The Minister of Power, Works and Housing, Babatunde Fashola, has reiterated that the Apapa Area in Lagos State is a priority for the Federal Government under the Ministry’s programme to solve the issue of roads leading to critical ports in the country.
Fashola made this known in an interactive session with journalists in Abuja at the weekend at the end of Day One of the Federal Ministry of Power Works and Housing’s Retreat, arrangements for the deployment of an enduring solution on Wharf Road were near closure
Fashola explained that a couple of private companies had offered to work with Government in terms of fixing Wharf Road, said the design and other requirements for the road were ready, adding what was left now was to sign a formal Memorandum of Understanding before proceeding to the Federal Executive Council for approval.
He said: “I just want to appeal to residents of Apapa, to people whose livelihood depends on Apapa, that Apapa is one of the priority roads under our priority of Works to solve roads that lead to critical ports. We also have Calabar on our radar. But one by one there would be an enduring solution. We’ve done the design, we’ve done everything for Apapa, it’s ready. It’s going to be a concrete road, I believe, that will last another 30 years.
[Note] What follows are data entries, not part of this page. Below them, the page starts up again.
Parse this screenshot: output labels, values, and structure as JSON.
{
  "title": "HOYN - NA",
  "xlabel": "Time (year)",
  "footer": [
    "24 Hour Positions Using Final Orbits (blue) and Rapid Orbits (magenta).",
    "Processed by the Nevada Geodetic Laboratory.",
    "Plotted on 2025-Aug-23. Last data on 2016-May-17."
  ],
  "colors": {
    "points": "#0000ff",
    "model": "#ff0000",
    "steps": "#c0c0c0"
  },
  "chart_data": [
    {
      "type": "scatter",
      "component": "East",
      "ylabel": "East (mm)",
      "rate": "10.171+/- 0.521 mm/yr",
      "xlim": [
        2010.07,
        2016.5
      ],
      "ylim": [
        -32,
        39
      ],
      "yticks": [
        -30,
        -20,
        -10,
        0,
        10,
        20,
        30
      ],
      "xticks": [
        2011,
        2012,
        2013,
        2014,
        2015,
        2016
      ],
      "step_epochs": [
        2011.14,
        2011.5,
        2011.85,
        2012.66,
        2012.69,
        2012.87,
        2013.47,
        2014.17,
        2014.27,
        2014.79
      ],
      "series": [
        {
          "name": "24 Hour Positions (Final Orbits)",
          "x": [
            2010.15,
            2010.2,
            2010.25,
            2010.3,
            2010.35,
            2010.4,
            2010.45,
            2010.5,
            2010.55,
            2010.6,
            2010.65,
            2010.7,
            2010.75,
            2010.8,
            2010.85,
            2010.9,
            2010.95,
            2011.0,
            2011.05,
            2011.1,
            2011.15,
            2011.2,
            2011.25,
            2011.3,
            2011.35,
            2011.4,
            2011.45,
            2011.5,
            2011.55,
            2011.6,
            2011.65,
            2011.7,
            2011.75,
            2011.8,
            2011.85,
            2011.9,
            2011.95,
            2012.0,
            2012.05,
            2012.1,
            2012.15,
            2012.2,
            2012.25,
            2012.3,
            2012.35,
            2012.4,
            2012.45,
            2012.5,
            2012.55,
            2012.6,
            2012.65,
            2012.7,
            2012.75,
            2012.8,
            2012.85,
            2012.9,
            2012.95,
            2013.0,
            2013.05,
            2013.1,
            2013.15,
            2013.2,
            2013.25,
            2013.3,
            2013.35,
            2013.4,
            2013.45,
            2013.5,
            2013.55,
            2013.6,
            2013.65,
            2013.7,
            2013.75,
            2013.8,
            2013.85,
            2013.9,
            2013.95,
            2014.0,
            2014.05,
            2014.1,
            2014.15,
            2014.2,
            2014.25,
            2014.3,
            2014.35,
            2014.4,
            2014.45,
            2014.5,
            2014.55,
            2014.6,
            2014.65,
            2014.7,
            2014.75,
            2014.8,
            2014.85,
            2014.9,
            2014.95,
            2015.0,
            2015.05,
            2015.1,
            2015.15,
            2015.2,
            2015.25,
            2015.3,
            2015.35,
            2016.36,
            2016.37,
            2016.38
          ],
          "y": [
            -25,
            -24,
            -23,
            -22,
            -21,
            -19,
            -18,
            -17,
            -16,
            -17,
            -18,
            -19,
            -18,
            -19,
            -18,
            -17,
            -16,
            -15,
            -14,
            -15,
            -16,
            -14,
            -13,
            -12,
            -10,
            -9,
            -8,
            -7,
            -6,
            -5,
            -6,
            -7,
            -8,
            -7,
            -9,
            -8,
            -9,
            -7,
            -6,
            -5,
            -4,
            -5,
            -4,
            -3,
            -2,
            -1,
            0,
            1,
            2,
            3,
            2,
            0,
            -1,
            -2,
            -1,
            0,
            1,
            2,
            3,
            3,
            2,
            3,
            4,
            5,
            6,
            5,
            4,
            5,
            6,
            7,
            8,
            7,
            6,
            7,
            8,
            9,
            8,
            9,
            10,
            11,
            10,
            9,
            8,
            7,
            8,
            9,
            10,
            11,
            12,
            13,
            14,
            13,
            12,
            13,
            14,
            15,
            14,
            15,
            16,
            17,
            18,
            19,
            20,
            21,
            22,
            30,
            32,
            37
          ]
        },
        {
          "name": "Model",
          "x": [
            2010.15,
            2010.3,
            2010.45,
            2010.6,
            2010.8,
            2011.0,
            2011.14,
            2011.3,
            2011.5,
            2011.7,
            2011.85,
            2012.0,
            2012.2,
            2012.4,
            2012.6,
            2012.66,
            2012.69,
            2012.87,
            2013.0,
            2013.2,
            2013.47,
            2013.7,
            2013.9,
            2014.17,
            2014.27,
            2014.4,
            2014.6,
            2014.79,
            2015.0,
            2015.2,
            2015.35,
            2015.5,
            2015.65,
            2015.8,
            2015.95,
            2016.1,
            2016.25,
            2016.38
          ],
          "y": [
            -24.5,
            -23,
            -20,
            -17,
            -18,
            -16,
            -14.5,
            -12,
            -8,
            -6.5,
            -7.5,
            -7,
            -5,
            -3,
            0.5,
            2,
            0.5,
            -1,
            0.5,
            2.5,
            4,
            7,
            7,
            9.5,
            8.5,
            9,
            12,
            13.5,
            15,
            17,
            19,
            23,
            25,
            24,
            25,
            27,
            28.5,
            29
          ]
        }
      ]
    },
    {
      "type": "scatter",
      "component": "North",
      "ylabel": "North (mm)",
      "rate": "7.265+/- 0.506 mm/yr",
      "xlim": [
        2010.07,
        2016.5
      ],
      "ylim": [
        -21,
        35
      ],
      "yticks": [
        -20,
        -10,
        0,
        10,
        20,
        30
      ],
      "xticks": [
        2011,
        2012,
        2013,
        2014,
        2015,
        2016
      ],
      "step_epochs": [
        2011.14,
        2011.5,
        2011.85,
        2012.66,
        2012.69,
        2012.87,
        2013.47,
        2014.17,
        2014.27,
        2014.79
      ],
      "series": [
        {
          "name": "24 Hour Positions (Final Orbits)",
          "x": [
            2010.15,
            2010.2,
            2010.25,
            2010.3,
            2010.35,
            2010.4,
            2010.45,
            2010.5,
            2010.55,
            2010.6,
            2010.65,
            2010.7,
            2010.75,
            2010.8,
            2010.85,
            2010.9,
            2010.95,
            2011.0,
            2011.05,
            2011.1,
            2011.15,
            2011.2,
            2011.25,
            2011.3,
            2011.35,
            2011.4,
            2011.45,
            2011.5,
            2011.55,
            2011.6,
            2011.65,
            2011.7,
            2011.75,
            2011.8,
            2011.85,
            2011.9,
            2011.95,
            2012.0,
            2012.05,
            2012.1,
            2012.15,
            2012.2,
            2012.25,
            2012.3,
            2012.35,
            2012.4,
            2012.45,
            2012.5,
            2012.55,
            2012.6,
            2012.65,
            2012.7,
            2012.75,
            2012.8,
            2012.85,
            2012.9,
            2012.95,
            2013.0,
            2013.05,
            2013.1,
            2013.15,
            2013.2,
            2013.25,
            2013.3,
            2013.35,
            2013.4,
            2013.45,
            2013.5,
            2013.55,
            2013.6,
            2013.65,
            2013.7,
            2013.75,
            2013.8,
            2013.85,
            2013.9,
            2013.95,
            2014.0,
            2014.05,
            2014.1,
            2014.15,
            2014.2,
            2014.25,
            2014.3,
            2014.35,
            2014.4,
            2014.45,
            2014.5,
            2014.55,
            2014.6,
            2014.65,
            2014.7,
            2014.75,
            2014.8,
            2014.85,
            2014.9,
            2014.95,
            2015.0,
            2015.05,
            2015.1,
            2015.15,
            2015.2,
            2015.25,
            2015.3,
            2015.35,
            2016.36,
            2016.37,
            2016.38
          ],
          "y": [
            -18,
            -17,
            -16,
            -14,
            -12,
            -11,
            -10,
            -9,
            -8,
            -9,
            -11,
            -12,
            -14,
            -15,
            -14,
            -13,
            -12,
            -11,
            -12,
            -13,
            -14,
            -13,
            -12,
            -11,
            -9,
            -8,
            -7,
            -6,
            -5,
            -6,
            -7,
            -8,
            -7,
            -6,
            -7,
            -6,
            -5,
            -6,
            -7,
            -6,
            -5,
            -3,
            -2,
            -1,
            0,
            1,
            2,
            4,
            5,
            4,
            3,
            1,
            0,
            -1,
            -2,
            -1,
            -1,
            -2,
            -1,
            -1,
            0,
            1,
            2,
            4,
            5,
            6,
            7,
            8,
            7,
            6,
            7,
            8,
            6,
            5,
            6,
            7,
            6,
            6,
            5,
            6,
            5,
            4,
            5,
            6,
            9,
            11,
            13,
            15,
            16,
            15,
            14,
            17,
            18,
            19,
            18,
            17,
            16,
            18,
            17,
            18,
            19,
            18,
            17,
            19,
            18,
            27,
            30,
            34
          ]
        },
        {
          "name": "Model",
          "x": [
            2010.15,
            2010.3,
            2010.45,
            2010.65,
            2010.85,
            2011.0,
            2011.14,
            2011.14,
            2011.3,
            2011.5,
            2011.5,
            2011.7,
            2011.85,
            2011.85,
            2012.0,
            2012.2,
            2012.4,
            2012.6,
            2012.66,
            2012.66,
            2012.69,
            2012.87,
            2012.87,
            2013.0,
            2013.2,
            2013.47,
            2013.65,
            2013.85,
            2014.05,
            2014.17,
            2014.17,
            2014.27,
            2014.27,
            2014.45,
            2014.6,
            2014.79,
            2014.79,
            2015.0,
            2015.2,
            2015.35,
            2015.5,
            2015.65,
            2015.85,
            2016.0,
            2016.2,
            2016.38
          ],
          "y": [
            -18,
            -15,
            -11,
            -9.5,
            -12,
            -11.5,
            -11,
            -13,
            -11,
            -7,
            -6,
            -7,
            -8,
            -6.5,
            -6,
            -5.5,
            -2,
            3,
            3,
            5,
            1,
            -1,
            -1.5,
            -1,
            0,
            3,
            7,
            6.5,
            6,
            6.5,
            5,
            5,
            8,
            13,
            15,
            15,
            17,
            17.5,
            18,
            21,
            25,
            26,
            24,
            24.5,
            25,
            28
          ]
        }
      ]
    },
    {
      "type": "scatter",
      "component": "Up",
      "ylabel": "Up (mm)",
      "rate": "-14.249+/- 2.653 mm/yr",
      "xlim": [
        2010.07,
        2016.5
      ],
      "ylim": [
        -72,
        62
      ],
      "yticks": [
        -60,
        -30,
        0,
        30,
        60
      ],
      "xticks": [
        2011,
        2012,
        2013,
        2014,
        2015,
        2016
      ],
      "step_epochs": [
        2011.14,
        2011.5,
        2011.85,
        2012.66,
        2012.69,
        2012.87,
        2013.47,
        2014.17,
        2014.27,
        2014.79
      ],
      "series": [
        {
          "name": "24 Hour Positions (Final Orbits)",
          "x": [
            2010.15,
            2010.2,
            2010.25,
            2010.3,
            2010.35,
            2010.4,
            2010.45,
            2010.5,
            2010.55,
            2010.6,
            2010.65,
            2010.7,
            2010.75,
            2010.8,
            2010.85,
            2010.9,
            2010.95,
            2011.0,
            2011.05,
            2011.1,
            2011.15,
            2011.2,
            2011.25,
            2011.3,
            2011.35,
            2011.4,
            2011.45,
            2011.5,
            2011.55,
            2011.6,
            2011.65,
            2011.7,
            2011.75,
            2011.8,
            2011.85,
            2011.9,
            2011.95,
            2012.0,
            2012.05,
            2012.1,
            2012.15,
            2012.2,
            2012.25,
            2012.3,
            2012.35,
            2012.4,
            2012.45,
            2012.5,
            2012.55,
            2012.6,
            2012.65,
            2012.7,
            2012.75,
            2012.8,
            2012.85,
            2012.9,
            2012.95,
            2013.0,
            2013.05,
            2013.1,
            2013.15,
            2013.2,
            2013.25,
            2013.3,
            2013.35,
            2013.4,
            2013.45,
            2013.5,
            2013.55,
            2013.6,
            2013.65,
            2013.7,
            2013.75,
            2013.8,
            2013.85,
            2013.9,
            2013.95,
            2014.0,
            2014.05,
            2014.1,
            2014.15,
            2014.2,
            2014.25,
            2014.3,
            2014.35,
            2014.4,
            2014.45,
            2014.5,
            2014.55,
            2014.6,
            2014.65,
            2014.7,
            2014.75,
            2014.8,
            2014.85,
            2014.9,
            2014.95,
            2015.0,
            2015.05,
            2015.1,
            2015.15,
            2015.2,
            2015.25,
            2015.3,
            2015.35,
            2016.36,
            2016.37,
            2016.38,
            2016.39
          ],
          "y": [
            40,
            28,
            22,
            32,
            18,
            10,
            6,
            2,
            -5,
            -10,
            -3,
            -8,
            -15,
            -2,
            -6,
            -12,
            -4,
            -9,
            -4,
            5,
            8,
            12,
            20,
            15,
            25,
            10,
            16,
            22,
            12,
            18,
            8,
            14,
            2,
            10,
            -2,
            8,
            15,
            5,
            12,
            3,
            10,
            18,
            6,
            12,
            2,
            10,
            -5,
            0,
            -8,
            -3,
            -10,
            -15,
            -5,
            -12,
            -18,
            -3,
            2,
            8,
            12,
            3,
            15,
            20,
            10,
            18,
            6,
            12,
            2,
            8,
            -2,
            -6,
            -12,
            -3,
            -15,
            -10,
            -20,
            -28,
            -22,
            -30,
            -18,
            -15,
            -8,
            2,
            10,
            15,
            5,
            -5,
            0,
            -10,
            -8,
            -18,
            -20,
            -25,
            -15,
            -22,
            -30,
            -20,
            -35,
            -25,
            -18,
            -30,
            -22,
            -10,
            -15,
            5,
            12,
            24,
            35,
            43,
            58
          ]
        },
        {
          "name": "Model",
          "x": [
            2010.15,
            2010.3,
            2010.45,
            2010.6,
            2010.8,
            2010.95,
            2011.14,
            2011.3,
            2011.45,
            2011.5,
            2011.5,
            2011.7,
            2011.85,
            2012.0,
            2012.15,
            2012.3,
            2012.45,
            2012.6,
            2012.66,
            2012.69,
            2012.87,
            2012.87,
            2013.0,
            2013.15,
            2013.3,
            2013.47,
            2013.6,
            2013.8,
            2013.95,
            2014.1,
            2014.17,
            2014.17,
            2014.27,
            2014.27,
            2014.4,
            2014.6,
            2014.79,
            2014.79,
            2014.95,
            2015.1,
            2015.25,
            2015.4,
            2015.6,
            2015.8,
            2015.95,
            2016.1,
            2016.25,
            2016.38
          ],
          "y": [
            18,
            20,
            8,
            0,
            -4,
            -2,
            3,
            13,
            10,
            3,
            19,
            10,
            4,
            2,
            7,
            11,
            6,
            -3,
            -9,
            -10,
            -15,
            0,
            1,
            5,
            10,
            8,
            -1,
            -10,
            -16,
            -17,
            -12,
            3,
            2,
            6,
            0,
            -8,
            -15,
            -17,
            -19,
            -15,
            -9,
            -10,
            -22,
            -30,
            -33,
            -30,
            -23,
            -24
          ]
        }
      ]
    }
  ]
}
So we are close to starting work.”
The Minister, who was certain that work would start in a couple of weeks, pointed out that irrespective of the fact that the fund of the companies, offering to support the project, was private money, there had to be some transparency on how to procure it, adding that those procurement guidelines were being followed because “in government, if you receive a gift, it must have a value and you must declare that value.
“So we needed to get certification of all these prices before we get approval from the Federal Executive Council to allow this to happen, that is the only delay. But we are very close; we have held two meetings in the last 10 days with the companies. We have agreed Heads of Agreement. What is left now is to sign a formal Memorandum of Understanding before which we can then proceed to Council.”
Fashola also explained that government wanted to be clear whether what the companies were offering was simply Corporate Social Responsibility or they wanted a tax refund for what they were offering, adding that the challenge of inadequate budgetary allocation had affected the roads over the years.
He said: “Year on year, you will see that the provisions for the budget funding of Apapa and the Tin Can Island and Mile 2 – Oworonsoki Roads, all of which evacuate the Port have not been sufficient really to deal with the cost.”
Appealing to residents and other users of the road to exercise a little more patience, Fashola explained further: “The cost that we are getting from the contractor there is in the region of about N100 billion and above and the annual budgetary appropriation that is approved for us is about N7 billion. And then there are debts that we met.”
The Minister also noted that the problem of the Apapa area has been compounded by the excess tonnage on the access routes due to the absence of a rail link, which used to take the tonnage off the roads.
Fashola said this is also being looked at, adding: “Apapa has many problems one of which is the excess tonnage. There used to be a rail link there to evacuate the Port. From the time we stopped using the rail link and went on to the road, we started degrading the quality of the road. There is only so much tonnage that you can put onto a road.”
On the purpose of the Retreat for Directors, Heads of Departments and Agencies, which focussed on: “Teamwork for Optimal Productivity,” the Minister said it was for team building for service delivery, adding: “A good team where members know their strength and weaknesses, know their strong points and their common purpose is likely to deliver more results in quicker time and more effectively.”